BEIRUT, 4 June 2007 — On the surface, it all makes sense. A group of radical Islamists fighting the Lebanese Army shoot on amid the ruins of Nahr Al-Bared refugee camp. Nahr Al-Bared means “the cold river”, but there is no river. They are shelled by the Lebanese Army. In fact, Lebanese Gazelle helicopters machine-gunned them on Friday. Another chapter in the war on terror.
In reality, it is another tragedy in that same conflict (though let’s delete the word “terror”). The Gazelles have no rockets — courtesy of the United States, because Israel fears they will be used against its own forces.
The Belgians even offered Leopard tanks — again vetoed by the United States — in case the Lebanese used them against the Israelis. So the Lebanese are armed sufficiently to fight Palestinians, but not enough to fight their enemies on their southern frontier.
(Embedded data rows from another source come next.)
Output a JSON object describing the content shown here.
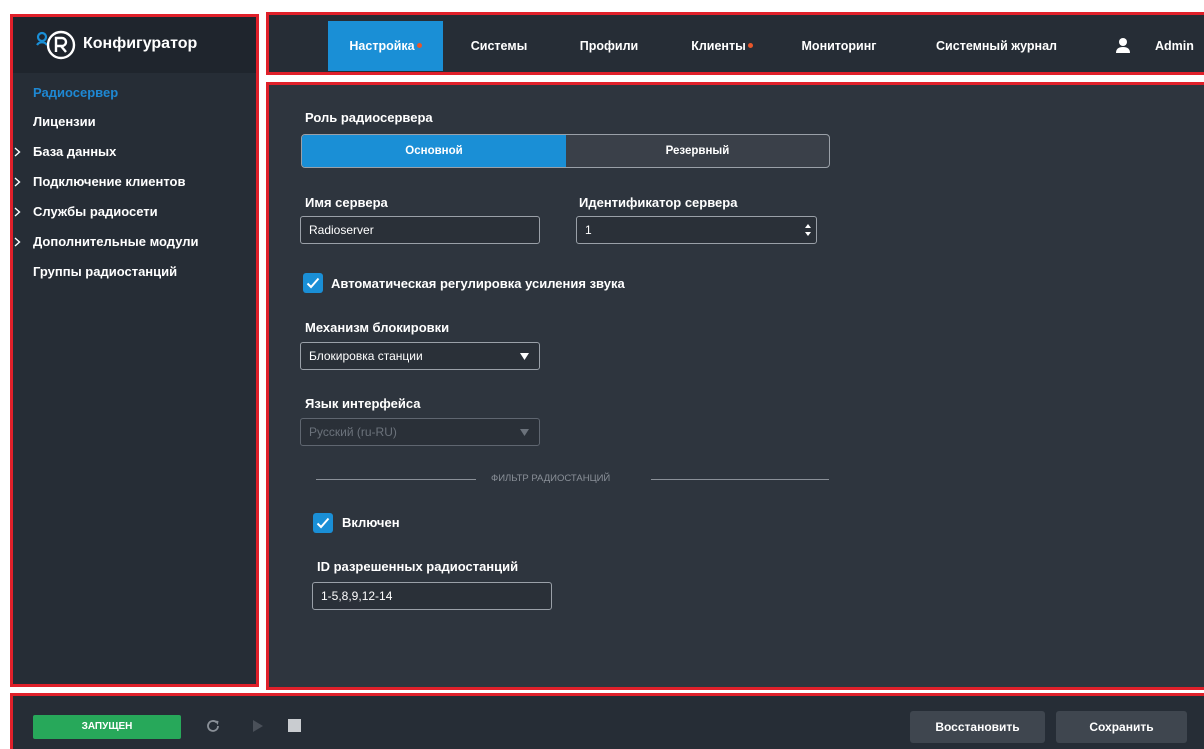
{
  "app": {
    "title": "Конфигуратор"
  },
  "sidebar": {
    "items": [
      {
        "label": "Радиосервер",
        "active": true,
        "expandable": false
      },
      {
        "label": "Лицензии",
        "active": false,
        "expandable": false
      },
      {
        "label": "База данных",
        "active": false,
        "expandable": true
      },
      {
        "label": "Подключение клиентов",
        "active": false,
        "expandable": true
      },
      {
        "label": "Службы радиосети",
        "active": false,
        "expandable": true
      },
      {
        "label": "Дополнительные модули",
        "active": false,
        "expandable": true
      },
      {
        "label": "Группы радиостанций",
        "active": false,
        "expandable": false
      }
    ]
  },
  "topnav": {
    "tabs": [
      {
        "label": "Настройка",
        "active": true,
        "dot": true
      },
      {
        "label": "Системы",
        "active": false,
        "dot": false
      },
      {
        "label": "Профили",
        "active": false,
        "dot": false
      },
      {
        "label": "Клиенты",
        "active": false,
        "dot": true
      },
      {
        "label": "Мониторинг",
        "active": false,
        "dot": false
      },
      {
        "label": "Системный журнал",
        "active": false,
        "dot": false
      }
    ],
    "user": "Admin"
  },
  "form": {
    "role": {
      "label": "Роль радиосервера",
      "options": [
        "Основной",
        "Резервный"
      ],
      "selected": "Основной"
    },
    "server_name": {
      "label": "Имя сервера",
      "value": "Radioserver"
    },
    "server_id": {
      "label": "Идентификатор сервера",
      "value": "1"
    },
    "agc": {
      "label": "Автоматическая регулировка усиления звука",
      "checked": true
    },
    "lock": {
      "label": "Механизм блокировки",
      "value": "Блокировка станции"
    },
    "language": {
      "label": "Язык интерфейса",
      "value": "Русский (ru-RU)",
      "disabled": true
    },
    "filter": {
      "title": "ФИЛЬТР РАДИОСТАНЦИЙ",
      "enabled": {
        "label": "Включен",
        "checked": true
      },
      "ids": {
        "label": "ID разрешенных радиостанций",
        "value": "1-5,8,9,12-14"
      }
    }
  },
  "footer": {
    "status": "ЗАПУЩЕН",
    "restore_label": "Восстановить",
    "save_label": "Сохранить"
  },
  "colors": {
    "accent": "#1a8fd6",
    "status_running": "#27a85a",
    "notification_dot": "#e8562a",
    "highlight_border": "#e0202a"
  }
}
Are the Fatah Al-Islam gunmen supported by Syria? Probably yes. But a familiar pattern was emerging Friday. The International Red Cross was asking “all the parties” for a cease-fire, the phrase used so promiscuously during the 1975-1990 civil war in Lebanon, as if the Palestinian gunmen were combatants in a civil conflict, rather than the murderers of 20 Lebanese soldiers more than two weeks ago. Friday the BBC was adding to the normality of war, by referring to the “maze of concrete buildings and narrow alleyways” of Nahr Al-Bared, as if refugee camps in the Middle East were made of anything else.
So can the Lebanese Army really fight America’s war in the north of this country? Though composed of Shiites, Sunnis, Druze and Christians, it has held together. But it was not created to fight the West’s wars in the Middle East. Just over a week ago a secret meeting was held in the south of this country in which intelligence officers from the French, Italian and Spanish governments — based in their embassies in Beirut — sat down and talked to senior officials of the Hezbollah guerrilla movement, Israel’s greatest enemies in Lebanon.
They were assured — as they hoped they would be — by Hezbollah that their soldiers in the enlarged peacekeeping force in southern Lebanon would be protected from Al-Qaeda and their friends in Fatah Al-Islam. They were also told that if Israel attacked Lebanon again this summer, there would be a far fiercer war than the 34-day conflict last June and July. North of the Litani River — and amid the conflict in northern Lebanon this has gone unreported — the Hezbollah is building new roads and bunkers in preparation for the next battle with Israel.
Because the refugee camps of the north are so isolated, and because Beirut survives, despite the nightly bombings by (as usual) unknown suspects, this country still presents a picture of peace and comparative normality. But it is in grave peril, and — as in Afghanistan and Iraq — we are continuing to ignore this.